Abstract

A rapid microwave-polyol technique is developed to grow bare-surface sub-10-nm lead sulfide (PbS) colloidal nanocrystals (NCs) of uniform size. Growth involves three distinct dynamical stages. PbS NCs homogeneously nucleate and undergo a fast growth process that spontaneously aggregates them into a continuous microstructure of PbS. Next, the interaction of low-power microwave irradiation with the NCs’ dipole moments along different crystallographic axes leads to the development of strain at the NCs’ grain boundaries, which ultimately causes dissociation of the aggregated microstructures into individual uniform-sized PbS NCs. The most distinctive feature of this growth technique is the bare nature and uniform size of the NCs produced. This gives the freedom to fabricate a highly packed NC thin film, which is essential for enhanced charge-transport properties. It simultaneously also precludes the need of undergoing a detrimental solid-state ligand-exchange process, which is indispensably required for casting thin films from conventional counterpart long-aliphatic-ligand-capped NCs. To realize the photosensitivity and charge-transport nature of these microwave-synthesized NCs, we fabricated a lateral heterojunction photoconductor and a phototransistor that work on the principal of electron transfer to the metal oxide layer. The photoconductor exhibits prominent multispectral photosensitivity in the visible region, demonstrating high external quantum efficiency and detectivity of 7.42 × 102% and 1.07 × 1011 jones, respectively.

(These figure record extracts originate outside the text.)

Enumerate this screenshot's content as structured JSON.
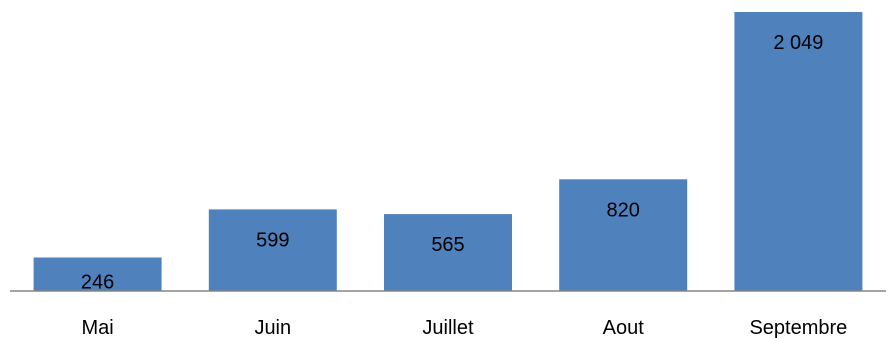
{
  "chart_data": {
    "type": "bar",
    "categories": [
      "Mai",
      "Juin",
      "Juillet",
      "Aout",
      "Septembre"
    ],
    "values": [
      246,
      599,
      565,
      820,
      2049
    ],
    "value_labels": [
      "246",
      "599",
      "565",
      "820",
      "2 049"
    ],
    "bar_color": "#4F81BD",
    "axis_color": "#868686",
    "ylim": [
      0,
      2049
    ],
    "grid": false,
    "legend": "none",
    "xlabel": "",
    "ylabel": ""
  }
}
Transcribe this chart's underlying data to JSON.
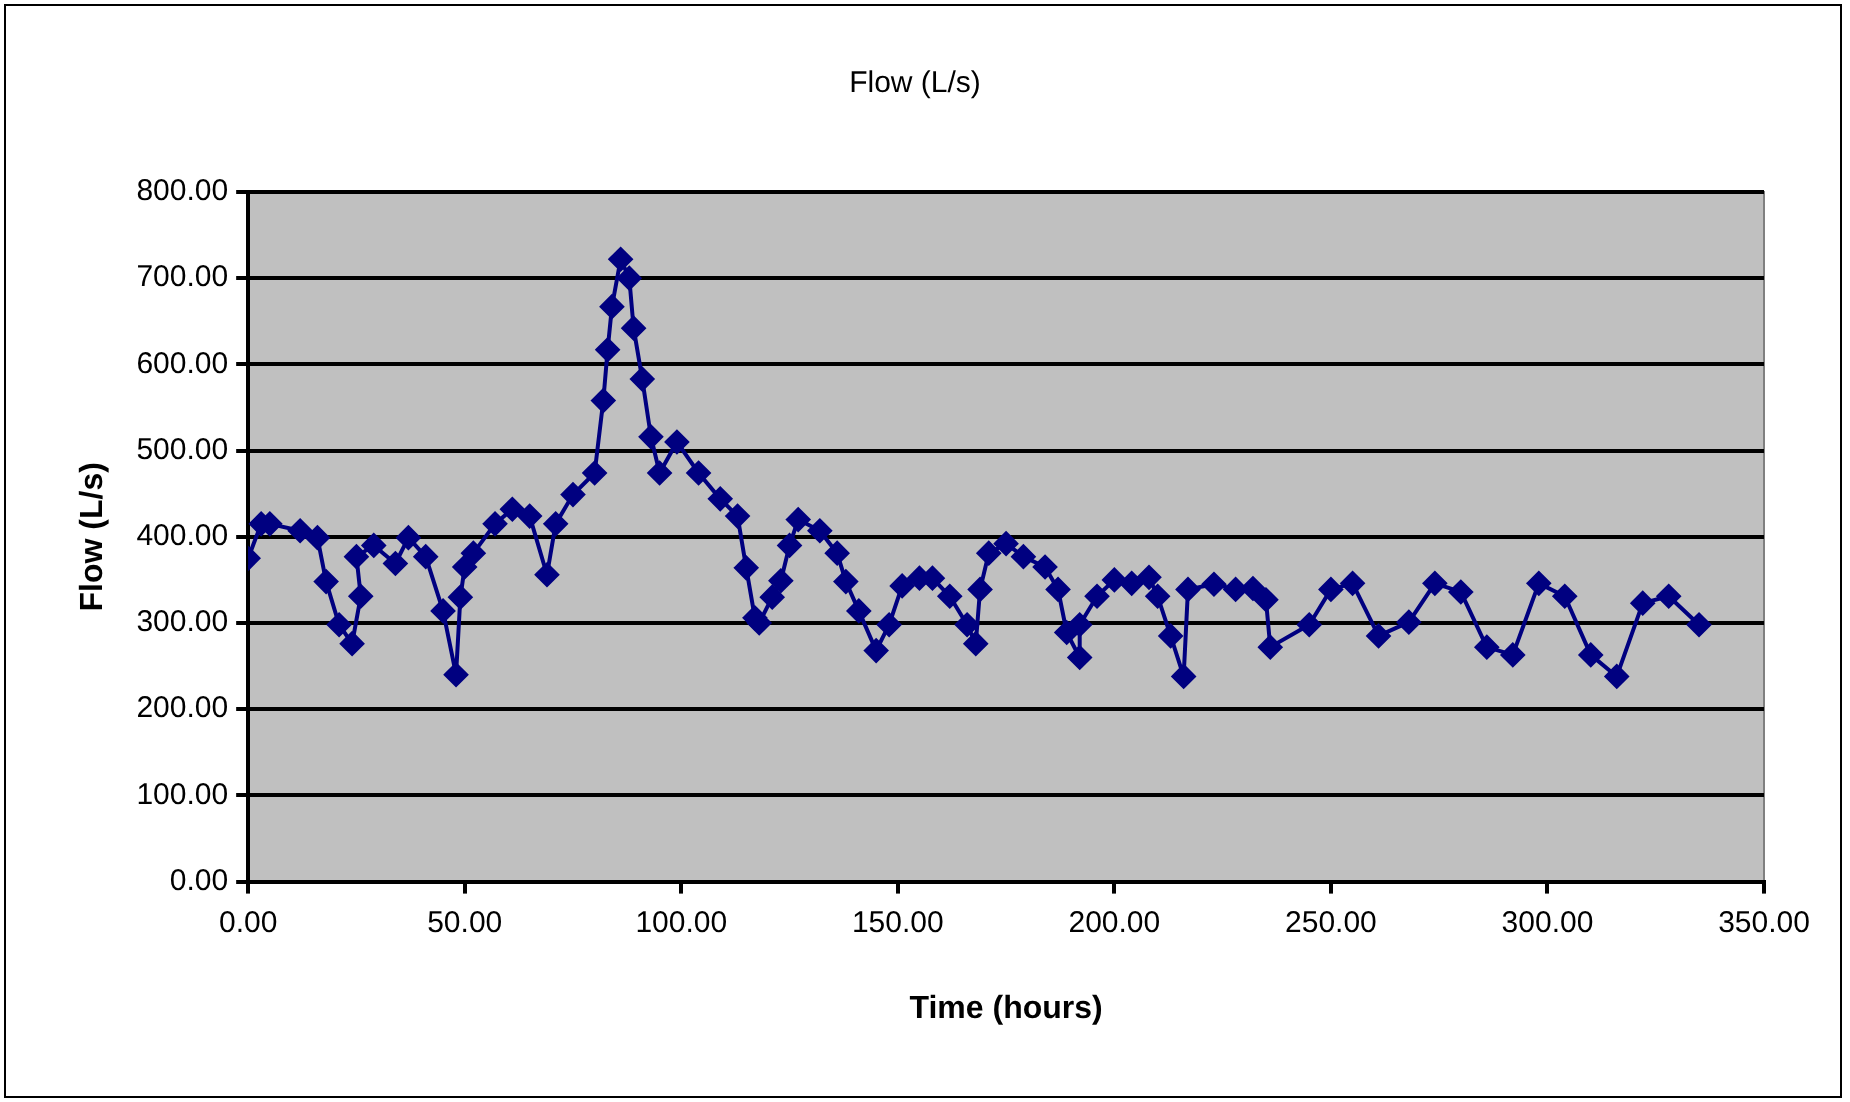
{
  "chart_data": {
    "type": "line",
    "title": "Flow (L/s)",
    "xlabel": "Time (hours)",
    "ylabel": "Flow (L/s)",
    "marker": "diamond",
    "line_style": "solid",
    "grid": "y",
    "legend": false,
    "xlim": [
      0,
      350
    ],
    "xticks": [
      {
        "value": 0,
        "label": "0.00"
      },
      {
        "value": 50,
        "label": "50.00"
      },
      {
        "value": 100,
        "label": "100.00"
      },
      {
        "value": 150,
        "label": "150.00"
      },
      {
        "value": 200,
        "label": "200.00"
      },
      {
        "value": 250,
        "label": "250.00"
      },
      {
        "value": 300,
        "label": "300.00"
      },
      {
        "value": 350,
        "label": "350.00"
      }
    ],
    "ylim": [
      0,
      800
    ],
    "yticks": [
      {
        "value": 0,
        "label": "0.00"
      },
      {
        "value": 100,
        "label": "100.00"
      },
      {
        "value": 200,
        "label": "200.00"
      },
      {
        "value": 300,
        "label": "300.00"
      },
      {
        "value": 400,
        "label": "400.00"
      },
      {
        "value": 500,
        "label": "500.00"
      },
      {
        "value": 600,
        "label": "600.00"
      },
      {
        "value": 700,
        "label": "700.00"
      },
      {
        "value": 800,
        "label": "800.00"
      }
    ],
    "series": [
      {
        "color": "#000080",
        "x": [
          0,
          3,
          5,
          12,
          16,
          18,
          21,
          24,
          26,
          25,
          29,
          34,
          37,
          41,
          45,
          48,
          49,
          50,
          52,
          57,
          61,
          65,
          69,
          71,
          75,
          80,
          82,
          83,
          84,
          86,
          88,
          89,
          91,
          93,
          95,
          99,
          104,
          109,
          113,
          115,
          117,
          118,
          121,
          123,
          125,
          127,
          132,
          136,
          138,
          141,
          145,
          148,
          151,
          155,
          158,
          162,
          166,
          168,
          169,
          171,
          175,
          179,
          184,
          187,
          189,
          192,
          192,
          196,
          200,
          204,
          208,
          210,
          213,
          216,
          217,
          223,
          228,
          232,
          235,
          236,
          245,
          250,
          255,
          261,
          268,
          274,
          280,
          286,
          292,
          298,
          304,
          310,
          316,
          322,
          328,
          335
        ],
        "values": [
          375,
          415,
          415,
          407,
          399,
          348,
          298,
          276,
          331,
          377,
          390,
          369,
          399,
          377,
          314,
          240,
          330,
          365,
          381,
          415,
          432,
          424,
          356,
          415,
          449,
          474,
          558,
          617,
          667,
          722,
          700,
          642,
          583,
          516,
          474,
          510,
          474,
          444,
          424,
          364,
          306,
          300,
          330,
          349,
          390,
          420,
          407,
          381,
          348,
          314,
          268,
          298,
          343,
          352,
          352,
          331,
          298,
          276,
          339,
          381,
          392,
          377,
          365,
          339,
          289,
          260,
          298,
          331,
          350,
          346,
          353,
          331,
          285,
          238,
          339,
          345,
          339,
          340,
          327,
          272,
          298,
          339,
          346,
          285,
          301,
          346,
          336,
          272,
          263,
          346,
          331,
          263,
          238,
          323,
          331,
          298
        ]
      }
    ]
  }
}
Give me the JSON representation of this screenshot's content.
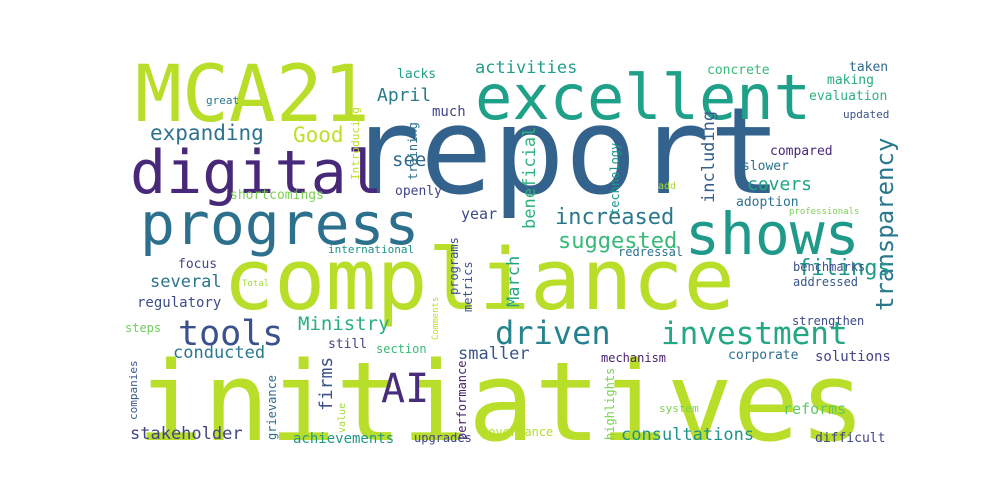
{
  "words": [
    {
      "text": "report",
      "color": "#33638d"
    },
    {
      "text": "initiatives",
      "color": "#b8de29"
    },
    {
      "text": "compliance",
      "color": "#b8de29"
    },
    {
      "text": "MCA21",
      "color": "#b8de29"
    },
    {
      "text": "excellent",
      "color": "#1fa088"
    },
    {
      "text": "digital",
      "color": "#482979"
    },
    {
      "text": "progress",
      "color": "#2d708e"
    },
    {
      "text": "shows",
      "color": "#1f9a8a"
    },
    {
      "text": "investment",
      "color": "#22a884"
    },
    {
      "text": "tools",
      "color": "#3b518b"
    },
    {
      "text": "driven",
      "color": "#26828e"
    },
    {
      "text": "AI",
      "color": "#472d7b"
    },
    {
      "text": "transparency",
      "color": "#2a788e"
    },
    {
      "text": "increased",
      "color": "#2a788e"
    },
    {
      "text": "suggested",
      "color": "#38b977"
    },
    {
      "text": "expanding",
      "color": "#2c728e"
    },
    {
      "text": "Good",
      "color": "#bddf26"
    },
    {
      "text": "activities",
      "color": "#1f9e89"
    },
    {
      "text": "April",
      "color": "#2a7b8e"
    },
    {
      "text": "see",
      "color": "#31688e"
    },
    {
      "text": "covers",
      "color": "#21a585"
    },
    {
      "text": "filings",
      "color": "#1f9a8a"
    },
    {
      "text": "beneficial",
      "color": "#2db27d"
    },
    {
      "text": "including",
      "color": "#355f8d"
    },
    {
      "text": "year",
      "color": "#3e4989"
    },
    {
      "text": "Ministry",
      "color": "#29af7f"
    },
    {
      "text": "March",
      "color": "#22a785"
    },
    {
      "text": "firms",
      "color": "#3b528b"
    },
    {
      "text": "several",
      "color": "#2c738e"
    },
    {
      "text": "focus",
      "color": "#3f4788"
    },
    {
      "text": "regulatory",
      "color": "#3e4c8a"
    },
    {
      "text": "conducted",
      "color": "#2a788e"
    },
    {
      "text": "smaller",
      "color": "#39568c"
    },
    {
      "text": "stakeholder",
      "color": "#414487"
    },
    {
      "text": "achievements",
      "color": "#1f988b"
    },
    {
      "text": "consultations",
      "color": "#20928c"
    },
    {
      "text": "reforms",
      "color": "#5ec962"
    },
    {
      "text": "difficult",
      "color": "#414487"
    },
    {
      "text": "solutions",
      "color": "#404688"
    },
    {
      "text": "strengthen",
      "color": "#3e4a89"
    },
    {
      "text": "corporate",
      "color": "#2e6e8e"
    },
    {
      "text": "mechanism",
      "color": "#481f70"
    },
    {
      "text": "addressed",
      "color": "#38588c"
    },
    {
      "text": "benchmarks",
      "color": "#3b518b"
    },
    {
      "text": "redressal",
      "color": "#2c728e"
    },
    {
      "text": "adoption",
      "color": "#2c728e"
    },
    {
      "text": "slower",
      "color": "#2c728e"
    },
    {
      "text": "compared",
      "color": "#482878"
    },
    {
      "text": "concrete",
      "color": "#38b977"
    },
    {
      "text": "making",
      "color": "#25ac82"
    },
    {
      "text": "taken",
      "color": "#31688e"
    },
    {
      "text": "evaluation",
      "color": "#2db27d"
    },
    {
      "text": "updated",
      "color": "#3b528b"
    },
    {
      "text": "lacks",
      "color": "#1fa088"
    },
    {
      "text": "great",
      "color": "#2a788e"
    },
    {
      "text": "much",
      "color": "#404688"
    },
    {
      "text": "openly",
      "color": "#3f4788"
    },
    {
      "text": "shortcomings",
      "color": "#7ad151"
    },
    {
      "text": "international",
      "color": "#20928c"
    },
    {
      "text": "Introducing",
      "color": "#c2df23"
    },
    {
      "text": "training",
      "color": "#2d708e"
    },
    {
      "text": "technology",
      "color": "#1f968b"
    },
    {
      "text": "add",
      "color": "#a5db36"
    },
    {
      "text": "professionals",
      "color": "#7ad151"
    },
    {
      "text": "Total",
      "color": "#a0da39"
    },
    {
      "text": "Comments",
      "color": "#bddf26"
    },
    {
      "text": "programs",
      "color": "#3b528b"
    },
    {
      "text": "metrics",
      "color": "#3b528b"
    },
    {
      "text": "steps",
      "color": "#6ccd5a"
    },
    {
      "text": "still",
      "color": "#414487"
    },
    {
      "text": "section",
      "color": "#38b977"
    },
    {
      "text": "performance",
      "color": "#481d6f"
    },
    {
      "text": "highlights",
      "color": "#7ad151"
    },
    {
      "text": "system",
      "color": "#7ad151"
    },
    {
      "text": "governance",
      "color": "#b5de2b"
    },
    {
      "text": "upgrades",
      "color": "#414487"
    },
    {
      "text": "value",
      "color": "#a5db36"
    },
    {
      "text": "grievance",
      "color": "#2e6e8e"
    },
    {
      "text": "companies",
      "color": "#38588c"
    }
  ]
}
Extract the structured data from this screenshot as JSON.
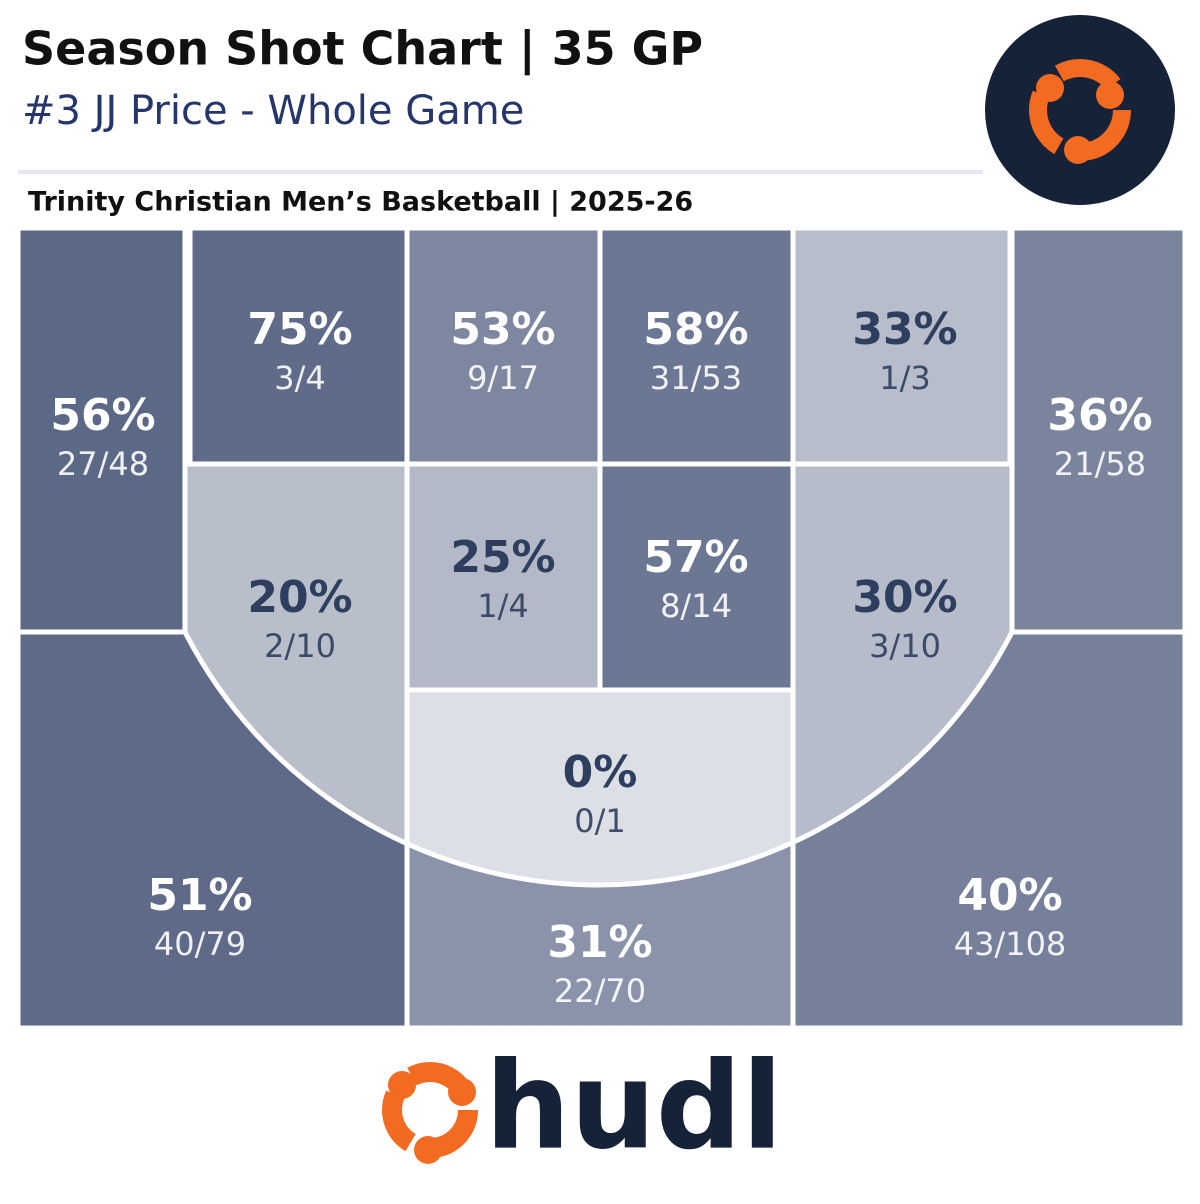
{
  "header": {
    "title": "Season Shot Chart | 35 GP",
    "subtitle": "#3 JJ Price - Whole Game",
    "team": "Trinity Christian Men’s Basketball | 2025-26"
  },
  "zones": [
    {
      "pct": "56%",
      "shots": "27/48",
      "color": "#5b6886",
      "text_color": "#ffffff"
    },
    {
      "pct": "75%",
      "shots": "3/4",
      "color": "#5f6b88",
      "text_color": "#ffffff"
    },
    {
      "pct": "53%",
      "shots": "9/17",
      "color": "#7d879f",
      "text_color": "#ffffff"
    },
    {
      "pct": "58%",
      "shots": "31/53",
      "color": "#6c7793",
      "text_color": "#ffffff"
    },
    {
      "pct": "33%",
      "shots": "1/3",
      "color": "#b8bdcb",
      "text_color": "#2e3e5e"
    },
    {
      "pct": "36%",
      "shots": "21/58",
      "color": "#7a849d",
      "text_color": "#ffffff"
    },
    {
      "pct": "20%",
      "shots": "2/10",
      "color": "#b9becb",
      "text_color": "#2e3e5e"
    },
    {
      "pct": "25%",
      "shots": "1/4",
      "color": "#b4b9c7",
      "text_color": "#2e3e5e"
    },
    {
      "pct": "57%",
      "shots": "8/14",
      "color": "#6c7793",
      "text_color": "#ffffff"
    },
    {
      "pct": "30%",
      "shots": "3/10",
      "color": "#b7bcca",
      "text_color": "#2e3e5e"
    },
    {
      "pct": "0%",
      "shots": "0/1",
      "color": "#dcdfe5",
      "text_color": "#2e3e5e"
    },
    {
      "pct": "51%",
      "shots": "40/79",
      "color": "#5e6a87",
      "text_color": "#ffffff"
    },
    {
      "pct": "31%",
      "shots": "22/70",
      "color": "#8a93aa",
      "text_color": "#ffffff"
    },
    {
      "pct": "40%",
      "shots": "43/108",
      "color": "#76809b",
      "text_color": "#ffffff"
    }
  ],
  "footer": {
    "brand": "hudl"
  }
}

Further, it also shows superior photocurrent generation with respect to the conventional hot-injection-method-synthesized PbS NC-based photoconductor, indicating more efficient inter-NC charge transport in its NC thin film. The unencapsulated photoconductor exhibits a long air-storage lifetime, which reflects air stability of the device and PbS NCs. In addition to the photoconductor, the metal oxide/PbS heterojunction phototransistor also shows superior photosensitivity with a responsivity and a response time of 3 × 10–2A/W and 2.2 s, respectively.